Nous devons nous rafraîchir au sujet des mamans qui boivent pendant la grossesse – ou faisons-nous?

J’étais enceinte de mon deuxième fils, et nous étions en vol de fin de nuit à la maison après avoir visité des amis à mi-chemin à travers le pays. Je n’ai jamais été le voyant le plus confiant, et la grossesse n’a fait que pire. Et si quelque chose m’est arrivé ou le bébé pendant que nous étions dans l’air? Un verre de vin aurait été ma source normale de réconfort dans l’avion, mais en tant que femme (visiblement) enceinte, j’étais hors des options. Bientôt, je me suis senti piégé, essoufflé et chaud alors que la panique traversait mon corps. J’avais deux choix: Demander au pilote d’atterrir l’avion, de prendre quelques gouttes de vin et de prier pour que l’anxiété diminue. J’ai opté pour ce dernier, puis je suis fondu dans mon siège calmement jusqu’à ce que nous avons atterri.

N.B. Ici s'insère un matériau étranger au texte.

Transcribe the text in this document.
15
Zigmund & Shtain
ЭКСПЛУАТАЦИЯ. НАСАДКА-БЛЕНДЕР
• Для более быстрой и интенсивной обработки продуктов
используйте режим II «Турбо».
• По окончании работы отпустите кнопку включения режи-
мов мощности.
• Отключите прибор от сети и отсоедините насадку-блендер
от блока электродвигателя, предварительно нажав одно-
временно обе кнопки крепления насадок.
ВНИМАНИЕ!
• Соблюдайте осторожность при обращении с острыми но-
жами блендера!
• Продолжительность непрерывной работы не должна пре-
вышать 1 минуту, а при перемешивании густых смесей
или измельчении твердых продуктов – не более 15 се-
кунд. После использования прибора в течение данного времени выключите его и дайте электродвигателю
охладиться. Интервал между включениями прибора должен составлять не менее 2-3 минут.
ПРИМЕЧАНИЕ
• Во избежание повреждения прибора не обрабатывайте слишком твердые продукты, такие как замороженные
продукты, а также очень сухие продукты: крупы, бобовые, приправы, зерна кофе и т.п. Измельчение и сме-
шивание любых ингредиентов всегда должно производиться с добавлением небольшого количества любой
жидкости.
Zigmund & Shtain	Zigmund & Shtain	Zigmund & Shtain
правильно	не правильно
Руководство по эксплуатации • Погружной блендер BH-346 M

À mon prochain rendez-vous OB, j’ai demandé à mon médecin ce qu’elle pensait boire pendant la grossesse. J’ai trouvé sa réponse vague: les attaques de panique cohérentes ne sont pas les meilleures pour les mamans ou les bébés, et la consommation de boisson n’est pas aussi bonne. Mais l’alcool limité dans un moment de panique devrait être bien. Et je suppose que c’était … mon fils est né fort et en bonne santé quelques mois plus tard, en dépit (ou grâce à?), Le nombre de demi-lunettes que j’ai consommé en tant que recours de dernier recours pour les attaques de panique.

La consommation légère pendant la grossesse a été mon choix éduqué, un risque que je voulais prendre compte tenu de l’anxiété débilitante et quotidienne que j’ai éprouvée. Mais il était délicat pour moi de trouver une réponse directe sur la question de savoir si c’était pas grave pour moi et pour mon bébé. Les réponses variaient en fonction de qui (et quand) j’ai demandé.

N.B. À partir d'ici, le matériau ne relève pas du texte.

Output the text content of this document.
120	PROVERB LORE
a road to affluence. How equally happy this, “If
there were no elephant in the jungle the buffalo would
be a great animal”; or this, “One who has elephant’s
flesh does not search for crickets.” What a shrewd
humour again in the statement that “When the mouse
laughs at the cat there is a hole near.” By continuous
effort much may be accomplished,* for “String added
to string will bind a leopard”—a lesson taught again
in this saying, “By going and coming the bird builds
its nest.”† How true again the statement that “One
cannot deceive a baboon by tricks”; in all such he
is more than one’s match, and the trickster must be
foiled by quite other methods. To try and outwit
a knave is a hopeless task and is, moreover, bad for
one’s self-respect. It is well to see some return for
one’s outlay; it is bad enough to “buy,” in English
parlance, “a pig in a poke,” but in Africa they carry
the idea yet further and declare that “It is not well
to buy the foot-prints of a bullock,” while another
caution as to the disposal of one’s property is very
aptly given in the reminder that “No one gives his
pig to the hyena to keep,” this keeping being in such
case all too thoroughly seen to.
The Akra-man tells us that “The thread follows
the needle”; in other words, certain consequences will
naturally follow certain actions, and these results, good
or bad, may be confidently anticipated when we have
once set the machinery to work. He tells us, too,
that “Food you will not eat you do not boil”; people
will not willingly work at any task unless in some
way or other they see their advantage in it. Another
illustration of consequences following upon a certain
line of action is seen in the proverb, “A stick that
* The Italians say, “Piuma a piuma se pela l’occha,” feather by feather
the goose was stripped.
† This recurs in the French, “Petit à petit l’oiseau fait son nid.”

Officiellement, la plupart des médecins et des sages-femmes dont j’ai parlé au cours de mes deux grossesses étaient clairs, éviter toute consommation d’alcool est l’option la plus sûre. Il vaut mieux être en sécurité que désolé, ils impliqueraient. Mais officieusement – hors du dossier – il semblait que si l’alcool était le moindre de deux maux, il ne serait probablement pas nuire à mon enfant en développement. À la fin, j’avais l’impression que c’était à moi.

Compte tenu de leur obligation envers la santé et la sécurité de mon (et de mon bébé), les médecins et les sages-femmes dont j’ai parlé ont tenu les directives nationales officielles sur l’alcool pendant la grossesse. L’approche traditionnelle de la consommation d’alcool chez les mères enceintes est conservatrice, en grande partie parce que les recherches menées au cours des 30 à 40 dernières années ont eu des effets sur l’alcool au syndrome d’alcoolisme fœtal (FAS), l’accouchement prématuré, la mortinaissance et même le syndrome de mort subite du nourrisson (SIDS).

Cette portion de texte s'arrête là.